Чтобы разбудить его, слуге пришлось дважды тронуть его за плечо. Наконец Дориан открыл глаза и улыбнулся какой-то затуманенной улыбкой, словно еще не совсем очнувшись от приятного сна. Но ему этой ночью ничего не снилось. Его сон не тревожили никакие видения — ни светлые, ни мрачные. А улыбался он потому, что молодость жизнерадостна без причин, и в этом ее главное очарование.
Дориан перевернулся на спину, привстал и, опершись на локоть, стал маленькими глотками пить шоколад. В окна заглядывало ласковое солнце. Небо было безоблачным, а воздух теплым, почти как в мае.
Но постепенно в памяти Дориана начали восстанавливаться одно за другим кровавые события прошлой ночи. Он с дрожью вспоминал все, что пережил накануне, и в нем вновь взметнулась та безотчетная ненависть к Бэзилу Холлуорду, которая заставила его схватиться за нож. Он даже похолодел от бешенства.
А ведь художник все еще там, наверху, и теперь, при ярком солнечном свете, он, должно быть, выглядит просто ужасно! Такое зрелище еще можно вынести под покровом ночи, но сейчас…
Дориан чувствовал, что заболеет или сойдет с ума, если будет думать об этом. Есть грехи, которые сладостнее вспоминать, чем совершать, — своего рода победы, утоляющие не столько страсть, сколько гордость, и тешащие скорее душу, чем чувственность.

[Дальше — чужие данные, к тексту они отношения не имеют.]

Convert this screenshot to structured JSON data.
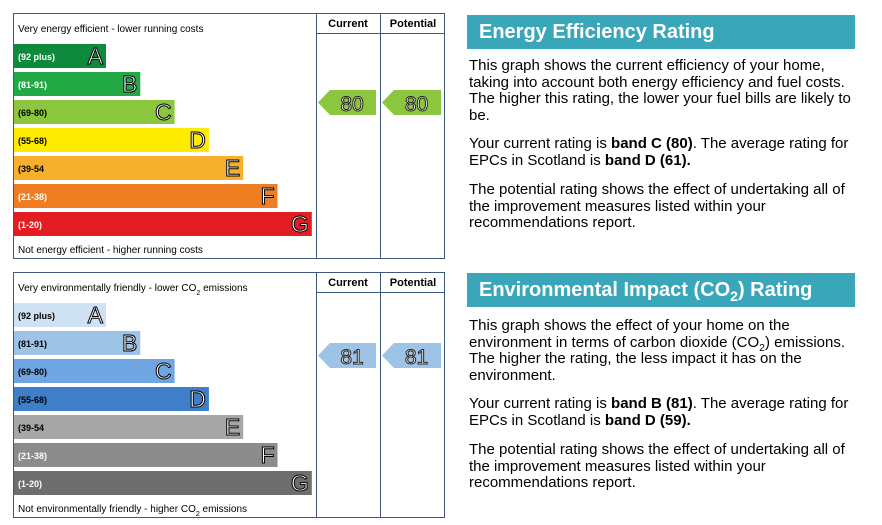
{
  "energy_chart": {
    "top_label": [
      {
        "text": "Very energy efficient - lower running costs"
      }
    ],
    "bottom_label": [
      {
        "text": "Not energy efficient - higher running costs"
      }
    ],
    "current_header": "Current",
    "potential_header": "Potential",
    "bands": [
      {
        "range": "(92 plus)",
        "letter": "A",
        "color": "#0f8a3c",
        "label_color": "#ffffff"
      },
      {
        "range": "(81-91)",
        "letter": "B",
        "color": "#22a844",
        "label_color": "#ffffff"
      },
      {
        "range": "(69-80)",
        "letter": "C",
        "color": "#8cc63f",
        "label_color": "#000000"
      },
      {
        "range": "(55-68)",
        "letter": "D",
        "color": "#ffed00",
        "label_color": "#000000"
      },
      {
        "range": "(39-54",
        "letter": "E",
        "color": "#f7b02e",
        "label_color": "#000000"
      },
      {
        "range": "(21-38)",
        "letter": "F",
        "color": "#ef7d22",
        "label_color": "#ffffff"
      },
      {
        "range": "(1-20)",
        "letter": "G",
        "color": "#e31d23",
        "label_color": "#ffffff"
      }
    ],
    "current": 80,
    "potential": 80,
    "arrow_color": "#8cc63f"
  },
  "environment_chart": {
    "top_label": [
      {
        "text": "Very environmentally friendly - lower CO"
      },
      {
        "text": "2",
        "sub": true
      },
      {
        "text": " emissions"
      }
    ],
    "bottom_label": [
      {
        "text": "Not environmentally friendly - higher CO"
      },
      {
        "text": "2",
        "sub": true
      },
      {
        "text": " emissions"
      }
    ],
    "current_header": "Current",
    "potential_header": "Potential",
    "bands": [
      {
        "range": "(92 plus)",
        "letter": "A",
        "color": "#cfe2f3",
        "label_color": "#000000"
      },
      {
        "range": "(81-91)",
        "letter": "B",
        "color": "#9dc3e6",
        "label_color": "#000000"
      },
      {
        "range": "(69-80)",
        "letter": "C",
        "color": "#6fa6e2",
        "label_color": "#000000"
      },
      {
        "range": "(55-68)",
        "letter": "D",
        "color": "#3f7fc9",
        "label_color": "#000000"
      },
      {
        "range": "(39-54",
        "letter": "E",
        "color": "#a6a6a6",
        "label_color": "#000000"
      },
      {
        "range": "(21-38)",
        "letter": "F",
        "color": "#8c8c8c",
        "label_color": "#ffffff"
      },
      {
        "range": "(1-20)",
        "letter": "G",
        "color": "#6e6e6e",
        "label_color": "#ffffff"
      }
    ],
    "current": 81,
    "potential": 81,
    "arrow_color": "#9dc3e6"
  },
  "energy_text": {
    "title": [
      {
        "text": "Energy Efficiency Rating"
      }
    ],
    "paragraphs": [
      [
        {
          "text": "This graph shows the current efficiency of your home, taking into account both energy efficiency and fuel costs. The higher this rating, the lower your fuel bills are likely to be."
        }
      ],
      [
        {
          "text": "Your current rating is "
        },
        {
          "text": "band C (80)",
          "bold": true
        },
        {
          "text": ". The average rating for EPCs in Scotland is "
        },
        {
          "text": "band D (61).",
          "bold": true
        }
      ],
      [
        {
          "text": "The potential rating shows the effect of undertaking all of the improvement measures listed within your recommendations report."
        }
      ]
    ]
  },
  "environment_text": {
    "title": [
      {
        "text": "Environmental Impact (CO"
      },
      {
        "text": "2",
        "sub": true
      },
      {
        "text": ") Rating"
      }
    ],
    "paragraphs": [
      [
        {
          "text": "This graph shows the effect of your home on the environment in terms of carbon dioxide (CO"
        },
        {
          "text": "2",
          "sub": true
        },
        {
          "text": ") emissions. The higher the rating, the less impact it has on the environment."
        }
      ],
      [
        {
          "text": "Your current rating is "
        },
        {
          "text": "band B (81)",
          "bold": true
        },
        {
          "text": ". The average rating for EPCs in Scotland is "
        },
        {
          "text": "band D (59).",
          "bold": true
        }
      ],
      [
        {
          "text": "The potential rating shows the effect of undertaking all of the improvement measures listed within your recommendations report."
        }
      ]
    ]
  }
}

Но этот грех был иного рода, его надо было поскорее изгнать из памяти, усыпить покровом забвения, задушить раньше, чем он задушит совершившего его грешника.

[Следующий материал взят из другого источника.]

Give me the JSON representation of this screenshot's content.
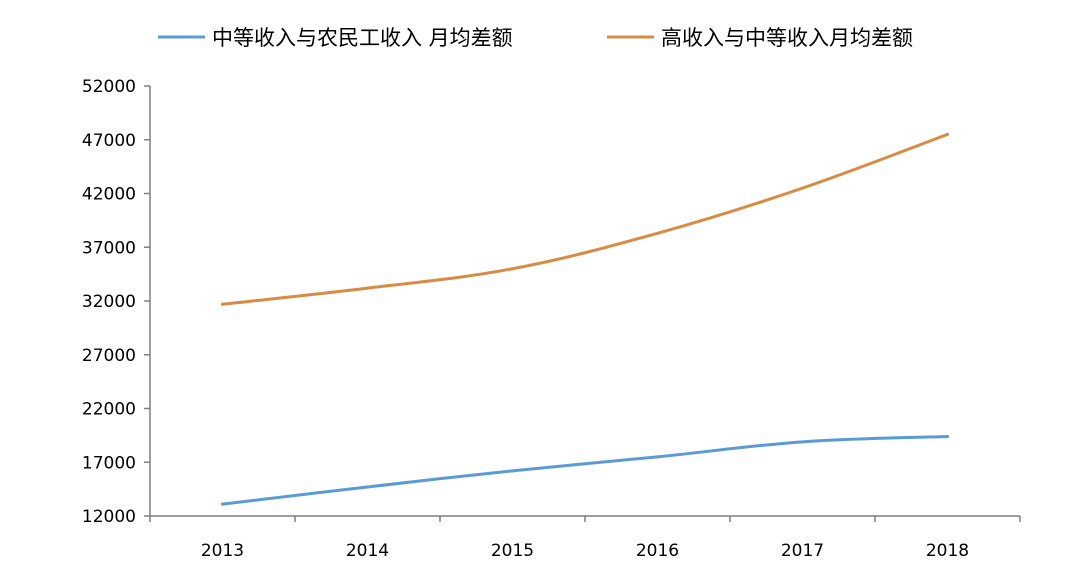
{
  "chart_data": {
    "type": "line",
    "title": "",
    "xlabel": "",
    "ylabel": "",
    "categories": [
      "2013",
      "2014",
      "2015",
      "2016",
      "2017",
      "2018"
    ],
    "ylim": [
      12000,
      52000
    ],
    "yticks": [
      12000,
      17000,
      22000,
      27000,
      32000,
      37000,
      42000,
      47000,
      52000
    ],
    "grid": false,
    "legend_position": "top",
    "series": [
      {
        "name": "中等收入与农民工收入 月均差额",
        "color": "#5b9bd5",
        "values": [
          13100,
          14700,
          16200,
          17500,
          18900,
          19400
        ]
      },
      {
        "name": "高收入与中等收入月均差额",
        "color": "#d98b43",
        "values": [
          31700,
          33200,
          35000,
          38300,
          42500,
          47500
        ]
      }
    ]
  }
}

Часы пробили половину десятого. Дориан провел рукой по лбу и поспешно встал с постели. Он оделся даже тщательнее обычного, с особой придирчивостью выбрал галстук и булавку к нему, несколько раз поменял перстни на пальцах. Завтракал он не спеша, в полной мере отдавая должное разнообразным блюдам и беседуя с камердинером относительно новых ливрей, которые намеревался заказать для прислуги в Селби. Затем просмотрел утреннюю почту. Некоторые письма он читал с улыбкой, три вызвали его раздражение, а одно он перечитал несколько раз, и все это время с его лица не сходила недовольная мина, потом разорвал его. «Убийственная вещь, эта женская память!» — вспомнились ему слова лорда Генри.

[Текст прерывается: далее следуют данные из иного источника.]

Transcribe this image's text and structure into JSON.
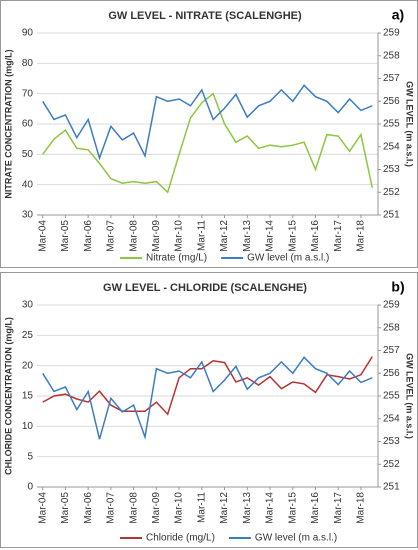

Выпив черного кофе, он вытер губы салфеткой и жестом остановил выходившего из комнаты камердинера, затем сел за письменный стол и написал два письма. Одно положил в карман, другое отдал камердинеру.
— Фрэнсис, отнесите это на Хартфорд-стрит, дом сто пятьдесят два. А если мистера Кемпбелла нет сейчас в Лондоне, узнайте, куда он уехал и точный адрес.
Оставшись один, Дориан закурил папиросу и принялся рисовать на листе бумаги цветы и затейливые архитектурные украшения, затем человеческие лица. Вдруг он заметил, что все лица, которые он рисовал, были поразительно похожи на Бэзила Холлуорда. Он нахмурился, бросил карандаш и, подойдя к книжным полкам, взял в руки первый попавшийся том. Он твердо решил не думать о случившемся, пока в этом не будет крайней необходимости.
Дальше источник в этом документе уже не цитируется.